There are companies that have relied on their legacy systems for a very long time and kept systems working with masking tape and chicken wire. Unfortunately there comes a point where those systems can no longer be modified and a huge investment must be made in hardware and software to give leadership and operations the tech they need to keep growing. I believe this can be very daunting if the people and investment needed are not there. It’s a very difficult job to break these apart since one is needed to be successful with the other.
The pressures and challenges are at an all-time high for CTOs, CIOs, and technology leadership teams. With the rapid acceleration of change, digital capabilities, marketplace, and consumer disruptions, companies are challenged to keep up with the changing forces while keeping the legacy systems afloat to run the day-to-day operations.
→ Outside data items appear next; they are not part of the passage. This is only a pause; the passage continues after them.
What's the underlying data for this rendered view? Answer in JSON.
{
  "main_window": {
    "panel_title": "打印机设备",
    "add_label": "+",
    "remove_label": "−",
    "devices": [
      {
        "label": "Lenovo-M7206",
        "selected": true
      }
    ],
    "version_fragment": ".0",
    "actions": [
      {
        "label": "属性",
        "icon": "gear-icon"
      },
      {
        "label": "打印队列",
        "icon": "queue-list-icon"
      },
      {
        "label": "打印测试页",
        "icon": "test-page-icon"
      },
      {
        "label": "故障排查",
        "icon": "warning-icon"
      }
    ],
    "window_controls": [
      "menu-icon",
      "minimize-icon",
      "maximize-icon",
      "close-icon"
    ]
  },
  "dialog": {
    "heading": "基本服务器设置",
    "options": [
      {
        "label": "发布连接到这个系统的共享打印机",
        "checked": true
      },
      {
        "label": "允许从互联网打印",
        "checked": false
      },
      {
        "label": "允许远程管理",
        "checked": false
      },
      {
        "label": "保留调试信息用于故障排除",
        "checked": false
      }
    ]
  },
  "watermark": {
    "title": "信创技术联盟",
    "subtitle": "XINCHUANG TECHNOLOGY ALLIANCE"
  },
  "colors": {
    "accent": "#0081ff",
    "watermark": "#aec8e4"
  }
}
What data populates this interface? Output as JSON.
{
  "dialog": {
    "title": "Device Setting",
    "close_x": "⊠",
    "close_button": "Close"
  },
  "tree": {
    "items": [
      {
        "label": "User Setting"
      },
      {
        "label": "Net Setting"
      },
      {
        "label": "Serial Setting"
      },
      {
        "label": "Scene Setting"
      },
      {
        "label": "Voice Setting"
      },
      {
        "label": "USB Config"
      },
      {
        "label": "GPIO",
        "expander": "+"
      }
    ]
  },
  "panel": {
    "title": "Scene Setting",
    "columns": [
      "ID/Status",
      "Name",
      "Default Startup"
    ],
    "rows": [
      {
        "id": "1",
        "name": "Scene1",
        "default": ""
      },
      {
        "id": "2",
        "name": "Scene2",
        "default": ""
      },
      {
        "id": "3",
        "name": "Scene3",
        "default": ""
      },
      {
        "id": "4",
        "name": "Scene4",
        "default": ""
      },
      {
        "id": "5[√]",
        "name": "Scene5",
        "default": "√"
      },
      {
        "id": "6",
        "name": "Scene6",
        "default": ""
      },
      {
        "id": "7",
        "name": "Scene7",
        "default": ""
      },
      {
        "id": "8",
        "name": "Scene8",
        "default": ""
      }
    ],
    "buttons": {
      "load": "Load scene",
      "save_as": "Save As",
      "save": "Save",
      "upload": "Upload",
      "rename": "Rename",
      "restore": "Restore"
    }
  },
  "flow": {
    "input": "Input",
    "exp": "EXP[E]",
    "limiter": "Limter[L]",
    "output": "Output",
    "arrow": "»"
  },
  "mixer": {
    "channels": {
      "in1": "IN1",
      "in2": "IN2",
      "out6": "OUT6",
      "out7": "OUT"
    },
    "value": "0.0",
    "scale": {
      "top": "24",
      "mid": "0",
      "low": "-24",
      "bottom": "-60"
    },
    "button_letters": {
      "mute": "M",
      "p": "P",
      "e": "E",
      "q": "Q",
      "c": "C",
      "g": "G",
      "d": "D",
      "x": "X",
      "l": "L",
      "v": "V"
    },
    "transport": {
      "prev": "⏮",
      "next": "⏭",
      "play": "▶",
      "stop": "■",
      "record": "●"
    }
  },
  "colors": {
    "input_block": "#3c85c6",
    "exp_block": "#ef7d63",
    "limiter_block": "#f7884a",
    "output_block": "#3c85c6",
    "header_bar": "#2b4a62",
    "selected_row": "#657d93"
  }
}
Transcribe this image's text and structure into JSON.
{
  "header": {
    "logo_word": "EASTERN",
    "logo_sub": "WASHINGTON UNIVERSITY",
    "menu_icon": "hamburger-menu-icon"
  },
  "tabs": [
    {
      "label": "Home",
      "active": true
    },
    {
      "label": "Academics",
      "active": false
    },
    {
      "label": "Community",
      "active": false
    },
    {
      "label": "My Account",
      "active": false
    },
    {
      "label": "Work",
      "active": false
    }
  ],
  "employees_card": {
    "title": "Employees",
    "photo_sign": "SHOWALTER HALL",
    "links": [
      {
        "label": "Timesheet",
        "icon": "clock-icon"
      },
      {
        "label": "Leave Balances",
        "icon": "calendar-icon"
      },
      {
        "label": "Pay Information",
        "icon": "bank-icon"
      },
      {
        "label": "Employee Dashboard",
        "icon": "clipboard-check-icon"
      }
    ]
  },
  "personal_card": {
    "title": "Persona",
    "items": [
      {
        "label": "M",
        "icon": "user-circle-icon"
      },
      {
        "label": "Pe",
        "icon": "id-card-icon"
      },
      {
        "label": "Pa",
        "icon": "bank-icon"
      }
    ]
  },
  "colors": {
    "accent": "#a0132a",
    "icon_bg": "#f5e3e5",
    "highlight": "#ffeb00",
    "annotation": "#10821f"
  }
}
Transformations are extremely challenging for organizations to take on, especially the people and cultural dynamics. There is only a small window of opportunity for technology leaders to have a meaningful impact. However as organizations take on a more agile and product-focused way of working, perhaps we will see a paradigm shift where incremental commercial value, revenue growth opportunities, and enhanced customer experiences will take the place of the big bang waterfall implementations.
We have seen greater collaboration between the technology and business leadership teams out of necessity. Collaboration and a close partnership between the two groups are crucial to driving value and supporting transformations. Technology leaders now have to play the vital role of not only an executive sponsor but also a change agent.
CIO/IT/Tech C-Suite leaders are often asked, tasked with efforts beyond their scope and where it’s difficult without full support at top levels and the collaboration of surrounding key leaders. Upgrading the utilities of a business and operational improvements can achievable by mostly IT/Tech leadership alone. But bigger and more impactful change for a company comes when marketing, merchandising and sales are collaborating with IT/Tech — because they are facing the customer, and know the customer.